Vous êtes là gaieté, charme, génie, amour !
Tout ce qui composait votre âme étincelante
A gardé sa splendeur joyeusement brûlante,
Et j’y réchauffe encor mes tristesses d’enfant.
Vous êtes là, rêveur, mais toujours triomphant.
Je vous revois souvent sous cette clématite
Qui coiffait le perron lorsque j’étais petite…
Ou caressant un livre… ou récitant des vers…
Ou bien, aux bords des bois matinalement verts.
Pour surprendre au logis Celle qui vous accueille,
Enroulant votre front d’un rieur chèvrefeuille.
Aussi, lorsqu’on me croit seule sur un chemin,
Je suis toute avec vous.

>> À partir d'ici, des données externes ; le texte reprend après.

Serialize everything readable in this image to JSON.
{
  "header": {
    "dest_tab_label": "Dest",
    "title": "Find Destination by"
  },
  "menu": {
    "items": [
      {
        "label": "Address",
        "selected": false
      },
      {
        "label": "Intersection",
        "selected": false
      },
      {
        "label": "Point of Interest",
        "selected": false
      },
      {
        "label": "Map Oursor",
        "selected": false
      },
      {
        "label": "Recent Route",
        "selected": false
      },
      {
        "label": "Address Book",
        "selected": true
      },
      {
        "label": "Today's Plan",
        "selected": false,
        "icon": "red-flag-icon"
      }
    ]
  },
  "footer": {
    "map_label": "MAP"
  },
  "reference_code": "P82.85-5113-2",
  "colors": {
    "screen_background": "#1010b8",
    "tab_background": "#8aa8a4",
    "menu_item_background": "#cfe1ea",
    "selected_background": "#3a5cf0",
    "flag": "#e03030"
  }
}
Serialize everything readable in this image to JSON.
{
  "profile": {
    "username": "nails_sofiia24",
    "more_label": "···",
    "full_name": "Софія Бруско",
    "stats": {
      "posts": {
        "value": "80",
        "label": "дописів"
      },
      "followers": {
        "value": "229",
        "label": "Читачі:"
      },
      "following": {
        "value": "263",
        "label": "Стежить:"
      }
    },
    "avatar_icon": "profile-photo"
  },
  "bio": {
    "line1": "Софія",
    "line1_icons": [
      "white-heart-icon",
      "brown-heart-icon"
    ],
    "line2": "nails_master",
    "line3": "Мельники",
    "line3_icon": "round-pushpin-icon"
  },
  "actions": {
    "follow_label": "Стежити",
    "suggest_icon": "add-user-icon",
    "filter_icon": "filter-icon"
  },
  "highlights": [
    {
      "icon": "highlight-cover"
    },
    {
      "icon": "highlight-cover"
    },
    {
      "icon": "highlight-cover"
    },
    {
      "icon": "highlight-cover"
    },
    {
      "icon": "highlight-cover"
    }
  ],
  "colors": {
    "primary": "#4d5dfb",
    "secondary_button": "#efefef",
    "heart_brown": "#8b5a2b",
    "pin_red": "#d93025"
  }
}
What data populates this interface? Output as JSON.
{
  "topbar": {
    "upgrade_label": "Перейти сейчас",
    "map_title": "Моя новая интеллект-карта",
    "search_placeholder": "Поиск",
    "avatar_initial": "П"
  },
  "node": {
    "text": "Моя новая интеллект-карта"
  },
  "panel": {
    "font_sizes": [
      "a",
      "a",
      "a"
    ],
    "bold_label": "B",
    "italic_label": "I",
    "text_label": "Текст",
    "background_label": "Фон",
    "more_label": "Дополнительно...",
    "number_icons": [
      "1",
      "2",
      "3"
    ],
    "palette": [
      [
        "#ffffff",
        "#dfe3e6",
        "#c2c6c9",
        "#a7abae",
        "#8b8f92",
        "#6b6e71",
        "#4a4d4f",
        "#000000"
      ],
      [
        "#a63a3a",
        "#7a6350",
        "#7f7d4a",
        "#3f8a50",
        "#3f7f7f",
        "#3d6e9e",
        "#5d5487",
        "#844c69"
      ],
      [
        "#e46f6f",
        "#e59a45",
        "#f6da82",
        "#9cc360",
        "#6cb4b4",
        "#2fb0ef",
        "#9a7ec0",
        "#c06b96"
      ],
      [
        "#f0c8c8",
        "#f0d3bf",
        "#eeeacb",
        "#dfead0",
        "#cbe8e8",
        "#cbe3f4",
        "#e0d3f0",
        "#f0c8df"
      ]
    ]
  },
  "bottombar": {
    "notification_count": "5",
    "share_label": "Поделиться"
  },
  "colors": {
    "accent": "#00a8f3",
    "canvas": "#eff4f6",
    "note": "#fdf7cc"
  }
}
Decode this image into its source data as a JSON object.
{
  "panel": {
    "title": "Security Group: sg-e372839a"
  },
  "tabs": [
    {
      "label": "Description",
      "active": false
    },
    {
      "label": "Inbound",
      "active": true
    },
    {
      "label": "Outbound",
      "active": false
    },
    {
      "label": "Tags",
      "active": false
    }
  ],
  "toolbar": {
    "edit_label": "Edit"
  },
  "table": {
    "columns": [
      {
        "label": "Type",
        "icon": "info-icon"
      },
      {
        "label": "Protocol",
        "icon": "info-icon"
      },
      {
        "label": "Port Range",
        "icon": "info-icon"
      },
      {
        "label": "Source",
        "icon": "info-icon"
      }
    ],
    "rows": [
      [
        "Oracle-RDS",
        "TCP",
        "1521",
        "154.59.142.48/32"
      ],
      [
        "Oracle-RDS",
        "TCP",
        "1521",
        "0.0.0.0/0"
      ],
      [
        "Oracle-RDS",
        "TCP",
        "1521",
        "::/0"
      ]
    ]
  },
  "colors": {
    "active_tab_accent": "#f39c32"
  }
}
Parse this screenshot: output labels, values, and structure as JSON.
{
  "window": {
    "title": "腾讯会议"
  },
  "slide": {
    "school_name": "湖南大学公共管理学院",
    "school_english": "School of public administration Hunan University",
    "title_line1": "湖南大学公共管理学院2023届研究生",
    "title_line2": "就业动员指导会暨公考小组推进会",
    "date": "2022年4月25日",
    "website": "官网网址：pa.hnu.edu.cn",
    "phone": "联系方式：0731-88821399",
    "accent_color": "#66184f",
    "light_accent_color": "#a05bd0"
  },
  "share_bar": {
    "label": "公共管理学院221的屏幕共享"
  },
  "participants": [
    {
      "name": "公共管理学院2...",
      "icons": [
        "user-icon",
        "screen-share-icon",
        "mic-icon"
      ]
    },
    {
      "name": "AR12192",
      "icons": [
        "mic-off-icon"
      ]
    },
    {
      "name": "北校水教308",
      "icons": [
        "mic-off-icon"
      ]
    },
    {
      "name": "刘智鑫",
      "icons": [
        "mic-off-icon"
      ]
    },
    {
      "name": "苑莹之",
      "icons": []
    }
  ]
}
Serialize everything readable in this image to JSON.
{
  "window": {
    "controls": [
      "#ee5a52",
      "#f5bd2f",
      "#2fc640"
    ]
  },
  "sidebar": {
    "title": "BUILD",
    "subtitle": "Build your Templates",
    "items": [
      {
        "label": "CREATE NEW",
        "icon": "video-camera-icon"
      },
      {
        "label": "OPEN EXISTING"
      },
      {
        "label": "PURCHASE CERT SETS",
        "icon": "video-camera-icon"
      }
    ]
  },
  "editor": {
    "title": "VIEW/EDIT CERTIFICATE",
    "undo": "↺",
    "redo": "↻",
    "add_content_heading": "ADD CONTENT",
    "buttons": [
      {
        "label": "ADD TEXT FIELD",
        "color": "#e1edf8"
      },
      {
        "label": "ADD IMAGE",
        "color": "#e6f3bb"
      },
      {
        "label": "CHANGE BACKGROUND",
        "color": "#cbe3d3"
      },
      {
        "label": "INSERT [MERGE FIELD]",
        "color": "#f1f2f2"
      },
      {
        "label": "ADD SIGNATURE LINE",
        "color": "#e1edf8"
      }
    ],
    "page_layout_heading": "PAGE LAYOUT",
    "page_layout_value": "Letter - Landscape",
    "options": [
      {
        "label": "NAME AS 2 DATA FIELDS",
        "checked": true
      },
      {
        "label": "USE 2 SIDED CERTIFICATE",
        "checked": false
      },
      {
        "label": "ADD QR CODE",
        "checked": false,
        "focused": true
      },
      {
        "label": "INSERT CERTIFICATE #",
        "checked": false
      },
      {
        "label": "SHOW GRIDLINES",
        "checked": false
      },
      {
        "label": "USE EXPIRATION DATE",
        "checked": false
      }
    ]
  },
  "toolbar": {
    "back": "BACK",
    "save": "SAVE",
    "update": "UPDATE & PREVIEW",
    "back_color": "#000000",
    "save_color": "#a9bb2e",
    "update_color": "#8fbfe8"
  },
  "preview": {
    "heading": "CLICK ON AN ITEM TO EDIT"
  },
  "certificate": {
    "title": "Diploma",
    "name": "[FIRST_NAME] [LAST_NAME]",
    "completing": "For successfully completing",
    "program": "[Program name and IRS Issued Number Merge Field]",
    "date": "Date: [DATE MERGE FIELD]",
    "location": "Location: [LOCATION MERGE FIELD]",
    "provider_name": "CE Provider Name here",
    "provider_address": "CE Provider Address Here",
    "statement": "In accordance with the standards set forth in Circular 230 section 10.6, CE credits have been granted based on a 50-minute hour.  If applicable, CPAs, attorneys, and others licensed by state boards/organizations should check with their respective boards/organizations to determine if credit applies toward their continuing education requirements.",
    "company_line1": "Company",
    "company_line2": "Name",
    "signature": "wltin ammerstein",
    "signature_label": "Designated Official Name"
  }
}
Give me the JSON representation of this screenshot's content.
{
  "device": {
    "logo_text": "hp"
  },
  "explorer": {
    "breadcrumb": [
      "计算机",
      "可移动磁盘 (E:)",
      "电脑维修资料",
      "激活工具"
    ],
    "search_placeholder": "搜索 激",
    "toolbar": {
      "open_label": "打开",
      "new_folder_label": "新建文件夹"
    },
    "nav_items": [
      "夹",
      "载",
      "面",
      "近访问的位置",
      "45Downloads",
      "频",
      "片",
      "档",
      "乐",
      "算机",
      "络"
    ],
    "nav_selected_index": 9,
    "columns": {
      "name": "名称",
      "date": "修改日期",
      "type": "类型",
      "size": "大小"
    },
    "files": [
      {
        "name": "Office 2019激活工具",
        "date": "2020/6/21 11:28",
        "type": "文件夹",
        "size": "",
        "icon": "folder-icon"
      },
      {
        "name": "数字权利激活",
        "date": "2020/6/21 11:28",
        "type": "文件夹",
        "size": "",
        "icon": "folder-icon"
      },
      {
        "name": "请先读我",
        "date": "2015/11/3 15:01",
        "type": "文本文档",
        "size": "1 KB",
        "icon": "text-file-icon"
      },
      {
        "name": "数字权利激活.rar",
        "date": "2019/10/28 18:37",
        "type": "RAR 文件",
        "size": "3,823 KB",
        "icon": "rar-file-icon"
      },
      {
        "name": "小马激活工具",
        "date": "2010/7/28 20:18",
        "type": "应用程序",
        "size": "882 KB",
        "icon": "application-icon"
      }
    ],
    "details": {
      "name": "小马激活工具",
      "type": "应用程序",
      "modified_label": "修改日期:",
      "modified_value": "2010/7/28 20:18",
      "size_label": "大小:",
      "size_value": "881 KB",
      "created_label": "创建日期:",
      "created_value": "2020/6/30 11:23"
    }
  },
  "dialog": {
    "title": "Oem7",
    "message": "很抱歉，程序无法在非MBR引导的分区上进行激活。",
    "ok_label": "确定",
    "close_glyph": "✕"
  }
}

Si je tiens à la main
Une tige nouvelle à la corolle nue.
Vers vous qui saviez tout des choses inconnues
Je murmure tout bas : « Dis-moi quel est son nom ? »
Ô mon Père si beau, si charmant et si bon,
Dont le cœur était fait d’une clarté si pure,
vous, lié si fort à toute la nature.
Vous êtes là, vivant, tel que vous étiez né,
Car je vous rends le jour que vous m’avez donné.


ALLÉGORIE


On m’a dit qu’Apollôn, tout pareil à l’aurore.
De ses jeux enflammés effrayant les forêts.
Riait, lorsqu’il jonchait les fleurs multicolores,
D’oiseaux resplendissans transpercés par ses traits ;

Mais, qu’ayant vu Daphné qui jouait sur la mousse,
Il jeta loin de lui son arc et son carquois
Et courant vers la femme inaccessible et douce,
La poursuivit longtemps dans la torpeur des bois.

On m’a dit que Daphné, haletante et hautaine,
Plutôt que de céder au chasseur furieux.
Se laissa transformer au bord de la fontaine
En cet arbre chéri des héros et des dieux.